2 It has repeatedly happened during the past decade that young persons competing for admission to higher institutions of learning in New York City through the channel of a competitive examination died with symptoms of cerebral irritation; the death certificates in several such cases assigned meningitis or cerebral congestion as the cause of death, and attributed the disorder to mental overstrain. It is not so much the intellectual effort that has proved hurtful to the pupils as the emotional excitement attending on all competitive work, the dread of failure, the fear of humiliation, and anxiety developed by the evident futility of the cramming process. Some years ago I recorded the results of some inquiries on this head in the following words: “The mental-hygiene sensationalists, who periodically enlighten the public through the columns of the press whenever an opportune moment for a crusade against our schools and colleges seems to have arrived, are evidently unaware of the existence of such a disease as delirium grave, and ignorant of the fact that the disorder which they attribute to excessive study is in truth due to a generally vitiated mental and physical state, perhaps inherited from a feeble ancestry. Our school system is responsible for a good deal of mischief, but not for meningitis” (Insanity, its Classification, Diagnosis, and Treatment). Since then I had an opportunity of obtaining an excellent description of such a case which had been attributed to the combined effects of malaria and educational overstrain, presenting opisthotonos, fulminating onset, and an eruption!
3 Virchow's Archiv, lxiv.
4 The observations of Gärntner (Medicinische Jahrbucher, 1884, 1) harmonize with this. He found that radiant heat contracts the blood-vessels of the frog's mesentery.

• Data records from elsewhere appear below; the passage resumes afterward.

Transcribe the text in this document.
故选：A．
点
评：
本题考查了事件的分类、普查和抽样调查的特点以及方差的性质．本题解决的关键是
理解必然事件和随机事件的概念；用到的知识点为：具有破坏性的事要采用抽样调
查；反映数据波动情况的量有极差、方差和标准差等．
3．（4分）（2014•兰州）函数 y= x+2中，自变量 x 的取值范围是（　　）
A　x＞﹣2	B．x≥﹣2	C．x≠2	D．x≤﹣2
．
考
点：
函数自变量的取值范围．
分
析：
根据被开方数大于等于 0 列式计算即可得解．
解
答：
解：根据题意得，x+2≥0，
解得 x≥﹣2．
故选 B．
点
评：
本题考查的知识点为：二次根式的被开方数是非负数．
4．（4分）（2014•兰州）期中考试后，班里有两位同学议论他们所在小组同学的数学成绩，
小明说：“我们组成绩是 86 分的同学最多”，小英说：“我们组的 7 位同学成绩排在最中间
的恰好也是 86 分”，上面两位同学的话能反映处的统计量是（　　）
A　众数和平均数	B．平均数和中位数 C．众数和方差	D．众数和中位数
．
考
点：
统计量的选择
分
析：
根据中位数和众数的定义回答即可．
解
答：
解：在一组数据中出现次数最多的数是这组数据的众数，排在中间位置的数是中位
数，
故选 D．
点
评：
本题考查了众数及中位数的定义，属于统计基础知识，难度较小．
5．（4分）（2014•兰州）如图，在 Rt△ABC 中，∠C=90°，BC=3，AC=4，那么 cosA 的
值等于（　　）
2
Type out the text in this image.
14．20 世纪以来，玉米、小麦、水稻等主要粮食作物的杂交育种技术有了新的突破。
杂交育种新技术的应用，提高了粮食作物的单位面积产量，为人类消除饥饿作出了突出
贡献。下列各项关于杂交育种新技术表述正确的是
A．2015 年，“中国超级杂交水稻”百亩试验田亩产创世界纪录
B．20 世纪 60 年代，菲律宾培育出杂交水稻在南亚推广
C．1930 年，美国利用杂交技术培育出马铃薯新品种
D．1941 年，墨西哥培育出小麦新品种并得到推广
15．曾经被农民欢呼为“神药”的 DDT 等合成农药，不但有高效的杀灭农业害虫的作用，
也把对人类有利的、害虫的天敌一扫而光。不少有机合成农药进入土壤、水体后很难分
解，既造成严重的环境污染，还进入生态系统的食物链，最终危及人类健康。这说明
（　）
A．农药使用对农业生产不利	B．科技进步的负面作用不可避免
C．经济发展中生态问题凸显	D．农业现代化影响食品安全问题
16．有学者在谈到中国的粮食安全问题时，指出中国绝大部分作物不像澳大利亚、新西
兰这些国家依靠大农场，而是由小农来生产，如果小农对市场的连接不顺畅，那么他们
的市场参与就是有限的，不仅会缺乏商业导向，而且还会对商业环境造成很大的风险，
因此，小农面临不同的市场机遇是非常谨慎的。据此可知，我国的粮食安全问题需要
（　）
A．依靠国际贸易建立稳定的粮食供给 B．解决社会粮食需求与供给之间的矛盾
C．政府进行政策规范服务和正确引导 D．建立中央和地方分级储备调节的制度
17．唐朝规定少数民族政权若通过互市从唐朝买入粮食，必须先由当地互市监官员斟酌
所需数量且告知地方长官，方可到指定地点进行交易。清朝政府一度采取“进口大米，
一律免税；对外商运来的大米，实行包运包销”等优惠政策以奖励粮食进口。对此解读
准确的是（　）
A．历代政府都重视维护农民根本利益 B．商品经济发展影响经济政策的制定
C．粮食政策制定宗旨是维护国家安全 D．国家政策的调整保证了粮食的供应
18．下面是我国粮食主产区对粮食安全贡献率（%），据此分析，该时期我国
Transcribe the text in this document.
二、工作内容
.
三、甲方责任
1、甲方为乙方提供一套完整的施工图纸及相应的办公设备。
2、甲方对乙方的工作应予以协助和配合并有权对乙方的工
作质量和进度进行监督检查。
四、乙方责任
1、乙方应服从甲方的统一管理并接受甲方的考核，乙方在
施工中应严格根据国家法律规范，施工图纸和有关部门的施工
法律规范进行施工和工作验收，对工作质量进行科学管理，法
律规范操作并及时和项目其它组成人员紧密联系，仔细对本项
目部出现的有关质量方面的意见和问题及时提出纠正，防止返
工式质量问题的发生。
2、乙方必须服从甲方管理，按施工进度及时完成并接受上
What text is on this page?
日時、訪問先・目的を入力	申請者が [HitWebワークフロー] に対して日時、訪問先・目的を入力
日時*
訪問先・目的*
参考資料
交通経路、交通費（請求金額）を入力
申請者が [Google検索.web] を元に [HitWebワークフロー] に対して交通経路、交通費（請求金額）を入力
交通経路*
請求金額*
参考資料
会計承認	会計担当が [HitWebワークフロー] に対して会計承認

5 The same applies to conditions which are discussed under this head in textbooks, although they have either only a medico-legal bearing or are inconstant factors, such as the injection of the brain in death from strangulation. I need but instance the vascular condition of brains of criminals executed by hanging. In the case of one where the strangulation had been slow I found an engorgement of all the vessels and arachnoidal as well as endymal hemorrhages; in a second, where the criminal had been carried half fainting to the drop, and death ensued quickly and without signs of distress, the brain was decidedly anæmic.